6.3. Para #15 the Witness states “The Defendant’s contravention of the Car Park’s Terms and Conditions was captured by the CPW who took photographs of the Vehicle. The images capturing the Defendant’s breach of the Terms and Conditions are now shown in pages 16-20”. This is denied. The images do not show the Defendant at all, so they certainly do not show the Defendant contravening the Terms and Conditions. As evidenced in the Defendant’s Witness Statement, the Defendant was not the only driver of the vehicle, in the absence of evidence, it cannot be assumed that the Defendant was the driver and contravened the Terms and Conditions.

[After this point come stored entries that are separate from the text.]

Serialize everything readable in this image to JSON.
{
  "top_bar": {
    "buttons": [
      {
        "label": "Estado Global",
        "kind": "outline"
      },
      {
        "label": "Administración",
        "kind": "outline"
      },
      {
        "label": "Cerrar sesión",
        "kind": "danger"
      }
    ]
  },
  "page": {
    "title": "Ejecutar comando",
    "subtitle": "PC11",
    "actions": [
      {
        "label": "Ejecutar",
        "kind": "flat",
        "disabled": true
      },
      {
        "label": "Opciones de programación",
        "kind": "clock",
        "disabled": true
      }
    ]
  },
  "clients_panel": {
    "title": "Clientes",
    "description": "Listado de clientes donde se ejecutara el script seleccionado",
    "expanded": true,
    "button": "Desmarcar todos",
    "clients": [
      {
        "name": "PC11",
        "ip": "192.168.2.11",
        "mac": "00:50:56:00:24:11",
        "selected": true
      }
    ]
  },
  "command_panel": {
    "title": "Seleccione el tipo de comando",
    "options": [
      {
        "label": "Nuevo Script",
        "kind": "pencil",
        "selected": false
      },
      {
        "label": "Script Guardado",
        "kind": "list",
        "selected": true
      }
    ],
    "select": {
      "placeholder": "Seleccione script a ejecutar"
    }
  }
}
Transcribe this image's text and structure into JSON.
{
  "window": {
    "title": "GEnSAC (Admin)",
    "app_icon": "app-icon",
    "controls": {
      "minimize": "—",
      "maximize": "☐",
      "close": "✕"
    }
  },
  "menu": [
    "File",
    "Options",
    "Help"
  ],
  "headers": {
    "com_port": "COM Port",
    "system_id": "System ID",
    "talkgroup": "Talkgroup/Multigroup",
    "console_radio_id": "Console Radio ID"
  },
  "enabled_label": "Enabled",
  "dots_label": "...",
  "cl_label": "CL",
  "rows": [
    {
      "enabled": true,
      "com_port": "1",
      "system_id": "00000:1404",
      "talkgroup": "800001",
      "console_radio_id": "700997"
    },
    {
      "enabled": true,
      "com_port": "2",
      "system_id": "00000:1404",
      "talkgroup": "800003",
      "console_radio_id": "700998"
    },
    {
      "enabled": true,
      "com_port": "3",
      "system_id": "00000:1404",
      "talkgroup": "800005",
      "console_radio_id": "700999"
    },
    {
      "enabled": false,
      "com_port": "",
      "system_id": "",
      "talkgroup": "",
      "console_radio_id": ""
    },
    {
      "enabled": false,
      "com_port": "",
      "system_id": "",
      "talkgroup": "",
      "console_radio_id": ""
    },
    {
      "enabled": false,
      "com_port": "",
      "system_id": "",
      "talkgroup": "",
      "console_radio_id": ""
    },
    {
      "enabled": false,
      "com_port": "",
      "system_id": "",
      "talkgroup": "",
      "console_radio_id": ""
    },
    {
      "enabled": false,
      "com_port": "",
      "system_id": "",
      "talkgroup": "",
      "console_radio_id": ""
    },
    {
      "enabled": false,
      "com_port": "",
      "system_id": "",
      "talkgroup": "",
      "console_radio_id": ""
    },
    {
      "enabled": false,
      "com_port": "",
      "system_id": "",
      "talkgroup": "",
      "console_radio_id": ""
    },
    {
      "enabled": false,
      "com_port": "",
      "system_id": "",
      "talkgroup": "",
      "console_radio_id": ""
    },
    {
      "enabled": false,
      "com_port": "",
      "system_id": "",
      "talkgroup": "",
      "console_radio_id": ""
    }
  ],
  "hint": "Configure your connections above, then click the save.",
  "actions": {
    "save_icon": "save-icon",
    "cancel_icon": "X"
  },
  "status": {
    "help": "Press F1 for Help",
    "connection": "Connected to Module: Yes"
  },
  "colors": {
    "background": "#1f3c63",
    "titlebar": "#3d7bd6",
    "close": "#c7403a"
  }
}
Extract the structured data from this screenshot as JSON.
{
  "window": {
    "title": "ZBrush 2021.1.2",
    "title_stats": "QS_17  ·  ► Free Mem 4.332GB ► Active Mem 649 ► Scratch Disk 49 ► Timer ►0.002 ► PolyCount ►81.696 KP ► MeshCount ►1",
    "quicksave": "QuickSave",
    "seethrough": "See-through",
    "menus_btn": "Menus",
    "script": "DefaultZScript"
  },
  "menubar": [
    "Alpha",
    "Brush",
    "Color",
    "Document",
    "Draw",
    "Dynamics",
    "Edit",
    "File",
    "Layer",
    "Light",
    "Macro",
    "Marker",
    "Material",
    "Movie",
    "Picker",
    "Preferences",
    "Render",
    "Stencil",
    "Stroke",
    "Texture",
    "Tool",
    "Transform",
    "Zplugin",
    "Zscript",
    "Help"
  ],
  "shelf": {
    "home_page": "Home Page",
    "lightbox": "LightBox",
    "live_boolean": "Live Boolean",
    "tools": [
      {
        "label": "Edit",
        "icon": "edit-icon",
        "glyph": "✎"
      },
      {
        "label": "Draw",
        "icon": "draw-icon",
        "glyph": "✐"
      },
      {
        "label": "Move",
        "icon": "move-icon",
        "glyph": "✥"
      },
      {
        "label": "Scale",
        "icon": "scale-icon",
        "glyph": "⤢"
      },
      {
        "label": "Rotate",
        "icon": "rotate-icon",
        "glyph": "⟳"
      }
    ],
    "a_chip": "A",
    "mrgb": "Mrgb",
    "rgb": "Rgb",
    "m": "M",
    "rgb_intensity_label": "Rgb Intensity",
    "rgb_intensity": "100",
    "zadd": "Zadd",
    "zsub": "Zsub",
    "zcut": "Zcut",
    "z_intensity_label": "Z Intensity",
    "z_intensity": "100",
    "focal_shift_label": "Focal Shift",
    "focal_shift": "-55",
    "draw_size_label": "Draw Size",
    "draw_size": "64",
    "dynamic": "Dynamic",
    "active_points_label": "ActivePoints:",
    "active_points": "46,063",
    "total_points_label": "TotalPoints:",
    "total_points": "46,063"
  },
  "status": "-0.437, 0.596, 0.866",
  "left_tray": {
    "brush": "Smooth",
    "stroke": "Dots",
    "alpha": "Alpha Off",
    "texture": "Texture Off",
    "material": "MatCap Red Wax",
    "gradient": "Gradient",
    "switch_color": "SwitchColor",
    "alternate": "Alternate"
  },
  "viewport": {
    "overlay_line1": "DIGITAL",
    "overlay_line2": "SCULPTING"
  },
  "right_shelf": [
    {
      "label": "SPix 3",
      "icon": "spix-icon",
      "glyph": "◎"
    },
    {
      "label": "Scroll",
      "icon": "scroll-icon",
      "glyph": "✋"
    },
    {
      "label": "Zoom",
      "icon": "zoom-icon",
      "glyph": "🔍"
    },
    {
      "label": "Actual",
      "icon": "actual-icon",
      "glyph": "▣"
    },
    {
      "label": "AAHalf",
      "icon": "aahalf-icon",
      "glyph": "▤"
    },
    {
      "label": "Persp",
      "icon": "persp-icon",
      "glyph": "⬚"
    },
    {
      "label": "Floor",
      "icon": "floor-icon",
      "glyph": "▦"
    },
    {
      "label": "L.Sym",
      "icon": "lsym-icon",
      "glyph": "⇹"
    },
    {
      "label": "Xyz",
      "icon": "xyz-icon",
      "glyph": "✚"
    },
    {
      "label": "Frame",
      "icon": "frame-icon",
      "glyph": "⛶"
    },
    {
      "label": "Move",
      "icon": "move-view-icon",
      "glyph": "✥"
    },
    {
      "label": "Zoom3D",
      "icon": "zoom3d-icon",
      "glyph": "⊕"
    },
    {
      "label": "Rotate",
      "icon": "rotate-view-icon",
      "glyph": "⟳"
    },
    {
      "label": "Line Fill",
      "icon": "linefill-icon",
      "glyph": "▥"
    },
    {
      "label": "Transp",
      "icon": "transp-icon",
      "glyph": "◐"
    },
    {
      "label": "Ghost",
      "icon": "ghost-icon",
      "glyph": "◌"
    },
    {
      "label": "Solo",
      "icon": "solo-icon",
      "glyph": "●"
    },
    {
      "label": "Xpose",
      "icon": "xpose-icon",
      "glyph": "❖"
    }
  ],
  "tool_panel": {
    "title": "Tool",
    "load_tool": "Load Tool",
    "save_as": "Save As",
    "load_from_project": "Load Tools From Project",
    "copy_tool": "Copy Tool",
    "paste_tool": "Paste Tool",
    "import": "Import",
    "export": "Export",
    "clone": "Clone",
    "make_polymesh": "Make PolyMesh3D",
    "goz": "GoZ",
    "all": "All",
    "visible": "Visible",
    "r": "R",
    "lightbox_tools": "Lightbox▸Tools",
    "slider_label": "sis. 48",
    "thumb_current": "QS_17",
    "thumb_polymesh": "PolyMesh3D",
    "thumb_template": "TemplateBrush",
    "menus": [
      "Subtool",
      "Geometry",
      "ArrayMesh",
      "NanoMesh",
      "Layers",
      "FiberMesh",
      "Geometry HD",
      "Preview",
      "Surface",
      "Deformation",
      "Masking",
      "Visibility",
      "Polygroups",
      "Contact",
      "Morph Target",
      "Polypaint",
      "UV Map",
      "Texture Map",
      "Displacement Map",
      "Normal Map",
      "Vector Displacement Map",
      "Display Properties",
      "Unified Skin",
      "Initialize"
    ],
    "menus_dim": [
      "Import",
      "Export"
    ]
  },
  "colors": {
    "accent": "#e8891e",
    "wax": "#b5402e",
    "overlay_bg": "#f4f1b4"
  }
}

6.4. Para #17 the Witness states “The Defendant’s stay at the Car Park exceeded the 10 minutes grace period”. Again, I would reiterate the above point, there is no evidence the Defendant entered the Car Park at all or indeed exceeded the grace period.
6.5. On the balance of probabilities it cannot be assumed that the Defendant was the Driver. This is brought to the attention of the Court in the Defendant’s Witness Statement #18.1, in particular the comments by Henry Michael Greenslade.
Keeper Liability
7. The Claimant chooses not to rely on POFA 2012 and therefore cannot hold a keeper liable, nor is there any presumption in law that allows them to recover a charge from the Defendant.
8. The Court is referred to para #30 of the Claimant’s Witness Statement which makes it clear they rely on Elliot v Loake 1983 Crim. L.R. 36, which they claim set a precedent. This is not true, the cases are, in fact, completely different as stated in the Defendant’s Witness Statement paras #18.3-18.3.2. do I need to say anymore here?
9. The Claimant also relies on the case of CPS vs AJH Films Ltd [2015] EWCA Civ 1453. It is worth noting that this ruling was appealed and the appeal was upheld in favour of the Defendant, AJH Films Ltd. It was made clear in this appeal that a person is not liable in law for the actions of somebody else, even if that somebody else is using the persons vehicle. If this was the case then the car hire business would not exist. I thought this was a good point Parking Prankster made… is it worth including? In any event, the vehicle in question and the named drivers were not in a employer/employee arrangement so this case is not relevant.
10. The Claimant in para #47 “submits that the present case is not distinguishable from Parking Eye v Beavis [2015]. The present case and the Parking Eye v Beavis case certainly are distinguishable as detailed in the Defendant’s Witness Statement para 33-34.5.
Prominance and illegible signage
11. Para #9 the Witness states “At the time the PCN was issued, the Car Park benefitted from highly prominent information signs”. This is denied. There is no evidence that the signs the Witness has said were in place, were actually in place at the time the PCN was issued. The Defendant has shown in their Witness Statement para #25 & 26 that signs in operation within the Car Park and certainly not highly prominent.
12. Para #34 referring to the artwork of the Entrance board, it is denied that this sign is in place and there is no evidence it was in place at the time the PCN was issued.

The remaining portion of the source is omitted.